Nick Falcon (born Nicholas Joseph DiFalco; July 20, 1968) is an American musician best known as guitarist, composer, lyricist and singer of the band The Young Werewolves.

==Early life==
Falcon was born in Philadelphia. An early interest in design and comics led to a career in the then nascent local graffiti scene. He grew up in the Overbrook section of the city and graduated from Robert E. Lamberton High School in 1986. As a teenager in the 1980s, Falcon was featured in The Philadelphia Inquirer, The Philadelphia Daily News and retrospectively in Print Magazine, Philadelphia Weekly and Philadelphia City Paper for his work as a noted graffiti writer. In 1984 his artwork was shown in an exclusive underground exhibit held at the defunct Kennel Club. He influenced many young writers, most notably by pioneering modern graffiti on freight trains. A synopsis of Falcon’s graffiti experience has been documented in the book The Art of Getting Over. Upon graduating High School, Falcon attended Temple University and studied communications and journalism which enabled him to launch his writing career under the pseudonym, Buford Youthward, for On the Go magazine published by Stephen Powers. He maintained a monthly column from 1999 until 2014 under the pseudonym for the Art Crimes website and was also interviewed in Adbusters under the assumed name. He enlisted in the U.S. Army in 1991 and served as a paratrooper for four years.

===Music career===

From an early age, Falcon had an interest in playing the guitar and after developing an affinity for rock and blues, moved on to swing and bebop, ultimately studying under Billy Bauer.
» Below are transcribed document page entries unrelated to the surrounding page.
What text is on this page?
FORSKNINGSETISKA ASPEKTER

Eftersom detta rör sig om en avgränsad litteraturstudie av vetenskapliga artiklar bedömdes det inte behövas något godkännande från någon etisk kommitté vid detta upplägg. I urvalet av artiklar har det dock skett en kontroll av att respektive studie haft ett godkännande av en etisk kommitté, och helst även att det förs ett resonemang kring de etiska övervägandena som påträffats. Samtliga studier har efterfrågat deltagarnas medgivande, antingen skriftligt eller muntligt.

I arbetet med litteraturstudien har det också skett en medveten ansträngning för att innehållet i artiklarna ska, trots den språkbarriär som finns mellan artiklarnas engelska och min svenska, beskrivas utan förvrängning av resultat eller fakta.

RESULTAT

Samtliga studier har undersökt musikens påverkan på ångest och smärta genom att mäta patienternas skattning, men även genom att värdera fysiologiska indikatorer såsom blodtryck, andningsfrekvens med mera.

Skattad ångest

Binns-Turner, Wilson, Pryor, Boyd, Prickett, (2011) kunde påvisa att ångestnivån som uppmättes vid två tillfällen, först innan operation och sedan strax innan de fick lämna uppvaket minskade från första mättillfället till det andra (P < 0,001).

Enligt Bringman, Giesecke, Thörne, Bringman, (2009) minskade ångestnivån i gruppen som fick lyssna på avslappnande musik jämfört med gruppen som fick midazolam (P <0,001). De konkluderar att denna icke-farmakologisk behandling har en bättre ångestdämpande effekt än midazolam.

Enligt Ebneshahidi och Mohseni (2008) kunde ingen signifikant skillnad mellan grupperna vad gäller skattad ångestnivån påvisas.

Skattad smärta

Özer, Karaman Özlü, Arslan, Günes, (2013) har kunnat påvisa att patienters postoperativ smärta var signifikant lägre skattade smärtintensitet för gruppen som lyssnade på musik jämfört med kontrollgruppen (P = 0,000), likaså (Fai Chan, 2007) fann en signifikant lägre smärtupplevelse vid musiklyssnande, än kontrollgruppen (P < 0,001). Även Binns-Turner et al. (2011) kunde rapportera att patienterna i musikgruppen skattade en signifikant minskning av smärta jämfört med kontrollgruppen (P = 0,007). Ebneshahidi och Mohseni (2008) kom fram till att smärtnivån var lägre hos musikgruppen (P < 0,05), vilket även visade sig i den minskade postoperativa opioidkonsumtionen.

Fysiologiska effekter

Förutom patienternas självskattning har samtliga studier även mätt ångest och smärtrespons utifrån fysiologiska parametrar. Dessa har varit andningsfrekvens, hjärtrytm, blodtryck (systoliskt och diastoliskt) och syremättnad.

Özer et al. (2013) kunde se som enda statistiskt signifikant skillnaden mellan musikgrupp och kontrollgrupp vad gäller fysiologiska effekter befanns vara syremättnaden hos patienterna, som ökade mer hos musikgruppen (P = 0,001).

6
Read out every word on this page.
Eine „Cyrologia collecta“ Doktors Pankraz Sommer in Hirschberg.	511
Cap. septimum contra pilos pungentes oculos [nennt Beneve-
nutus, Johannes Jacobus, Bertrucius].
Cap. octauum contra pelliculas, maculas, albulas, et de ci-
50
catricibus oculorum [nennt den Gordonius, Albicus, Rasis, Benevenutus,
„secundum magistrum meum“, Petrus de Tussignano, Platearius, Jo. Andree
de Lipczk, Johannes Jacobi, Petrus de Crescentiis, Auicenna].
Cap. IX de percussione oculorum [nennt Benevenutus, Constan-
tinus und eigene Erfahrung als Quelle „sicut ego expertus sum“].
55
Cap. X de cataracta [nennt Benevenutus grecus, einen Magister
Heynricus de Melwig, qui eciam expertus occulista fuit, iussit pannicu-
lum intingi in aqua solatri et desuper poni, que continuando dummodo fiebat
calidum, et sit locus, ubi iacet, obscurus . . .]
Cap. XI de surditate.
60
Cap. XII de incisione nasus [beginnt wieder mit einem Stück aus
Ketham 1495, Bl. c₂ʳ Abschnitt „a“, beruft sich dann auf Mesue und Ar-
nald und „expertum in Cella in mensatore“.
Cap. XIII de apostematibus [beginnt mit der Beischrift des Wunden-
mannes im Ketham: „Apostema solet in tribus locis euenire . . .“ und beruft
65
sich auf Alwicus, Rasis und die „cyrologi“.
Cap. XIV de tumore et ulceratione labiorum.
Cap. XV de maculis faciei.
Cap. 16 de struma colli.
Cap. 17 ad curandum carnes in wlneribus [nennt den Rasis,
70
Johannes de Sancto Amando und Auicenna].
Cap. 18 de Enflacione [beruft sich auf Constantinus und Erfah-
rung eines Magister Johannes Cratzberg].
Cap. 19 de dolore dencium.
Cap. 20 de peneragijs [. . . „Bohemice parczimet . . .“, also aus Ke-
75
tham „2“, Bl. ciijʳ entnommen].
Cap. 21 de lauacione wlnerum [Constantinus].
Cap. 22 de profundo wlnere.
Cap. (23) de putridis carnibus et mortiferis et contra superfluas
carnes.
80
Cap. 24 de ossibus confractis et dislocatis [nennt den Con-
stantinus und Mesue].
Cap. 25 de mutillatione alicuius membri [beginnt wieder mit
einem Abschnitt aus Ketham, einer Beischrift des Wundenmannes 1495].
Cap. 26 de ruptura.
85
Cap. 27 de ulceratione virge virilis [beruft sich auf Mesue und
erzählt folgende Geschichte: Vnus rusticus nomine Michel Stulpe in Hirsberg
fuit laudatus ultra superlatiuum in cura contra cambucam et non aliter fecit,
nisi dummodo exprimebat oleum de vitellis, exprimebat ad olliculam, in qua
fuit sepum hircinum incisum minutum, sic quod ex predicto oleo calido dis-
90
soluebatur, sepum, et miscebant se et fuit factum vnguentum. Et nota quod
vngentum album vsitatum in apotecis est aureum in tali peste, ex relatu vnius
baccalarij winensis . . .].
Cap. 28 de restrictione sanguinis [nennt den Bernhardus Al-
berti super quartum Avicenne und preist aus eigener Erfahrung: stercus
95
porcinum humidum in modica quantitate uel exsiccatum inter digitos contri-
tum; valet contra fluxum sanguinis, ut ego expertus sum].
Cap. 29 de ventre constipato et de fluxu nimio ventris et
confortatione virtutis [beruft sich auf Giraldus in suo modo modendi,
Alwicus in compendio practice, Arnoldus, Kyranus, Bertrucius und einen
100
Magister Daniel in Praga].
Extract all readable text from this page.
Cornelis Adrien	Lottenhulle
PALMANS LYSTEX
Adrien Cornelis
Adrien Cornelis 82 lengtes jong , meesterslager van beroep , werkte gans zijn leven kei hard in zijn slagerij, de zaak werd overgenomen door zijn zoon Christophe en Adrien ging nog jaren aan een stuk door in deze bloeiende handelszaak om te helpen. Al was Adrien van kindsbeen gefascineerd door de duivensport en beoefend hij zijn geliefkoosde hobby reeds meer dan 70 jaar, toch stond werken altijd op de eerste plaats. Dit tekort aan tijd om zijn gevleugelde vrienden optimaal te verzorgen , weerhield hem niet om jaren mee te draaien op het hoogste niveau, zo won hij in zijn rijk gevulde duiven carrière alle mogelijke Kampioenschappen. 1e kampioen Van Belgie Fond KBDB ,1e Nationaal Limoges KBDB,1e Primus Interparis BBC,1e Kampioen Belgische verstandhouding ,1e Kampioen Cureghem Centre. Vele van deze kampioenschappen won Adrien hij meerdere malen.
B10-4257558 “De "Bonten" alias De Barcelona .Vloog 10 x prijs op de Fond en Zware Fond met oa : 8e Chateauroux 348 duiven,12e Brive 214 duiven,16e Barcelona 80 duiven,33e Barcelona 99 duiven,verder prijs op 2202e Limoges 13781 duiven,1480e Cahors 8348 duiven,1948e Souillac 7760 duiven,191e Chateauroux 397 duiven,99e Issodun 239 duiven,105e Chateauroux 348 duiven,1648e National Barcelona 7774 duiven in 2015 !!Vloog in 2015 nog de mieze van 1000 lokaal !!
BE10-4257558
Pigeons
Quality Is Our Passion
While sharpening his skills, he managed a nightclub
and worked as a retail promoter for Red Ant Records supporting diverse acts such as Cheap Trick, Ozzy Osbourne and Chick Corea.

==Young Werewolves==

Falcon formed the band in 2002 after meeting drummer Jonny Wolf and bonding over a mutual respect for the Flat Duo Jets. Tryouts were held to fill in the rest of the group, which included lead singers, alto sax players and bassists, and several auditions later the duo met bassist Shewolf Dana Kain, completing the line up.

Falcon’s guitar style incorporates rockabilly, swing, and traditional rock while maintaining a clean sound with very limited use of effects, usually no more than reverb and vibrato. His main guitar is a 1988 Guild X-170 custom fit with a Bigsby and he uses a 1975 Fender Twin amplifier.